On Monday, July 14, 2003 John Peacock wrote:
>John Siracusa wrote:
>> Great, but the $64K question is: do we then get parse() and parser() methods
>> in DateTime, which default to use DT::F::Simple? :)
>> 
>A while ago, when this discussion last reared its [ugly] head, I suggested that 
>the base class contain methods which would call an array of potentially more 
>expensive parsers, until one returned a value other than undef.  The default 
>install would only include the smallest, fastest parser and the user could add 
>other to the list.
>
>Thinking about it now, it would make the most sense to me to make 
>DateTime::Format be an actual class which would dispatch to the DT::F::something 
>modules.  That way, nothing needs to be added to the DateTime class itself, if 
>you never need parsing.

Some good ideas are converging here.
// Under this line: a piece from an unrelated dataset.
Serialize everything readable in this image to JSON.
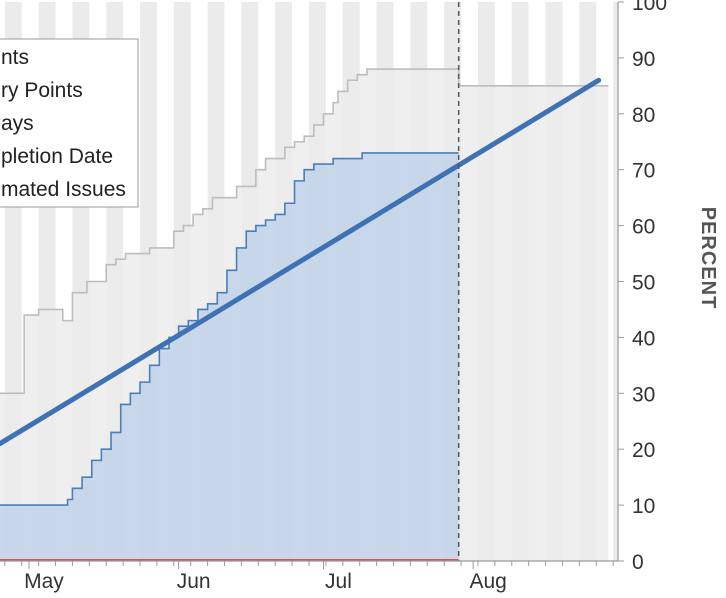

Couldn't the following all be possible:

1. DT::Format as an actual class, per John S;
2. DT::Format has parse() and parser() methods;
3. DT::Format dispatches to DT::F::XXX modules, using DT::F::Simple unless the user 
has called parser().
4. DateTime also has methods parse() and parser(), per John P, which simply invoke 
DT::Format and hand off their params to DT::F's own parse() and parser() methods;
5. If the user doesn't call parse() or parser() from DT, then DT::F and DT::F::XXX are 
never invoked by DT;
6. All parsers fail (return undef) if they can't parse a string, both for good 
programming practice and to allow falling through to the next specified/available 
parser module;
7. parser() -- or parsers()? -- would let the user specify which of the available 
DT::F::XXX modules to use, and the order with which they are tried.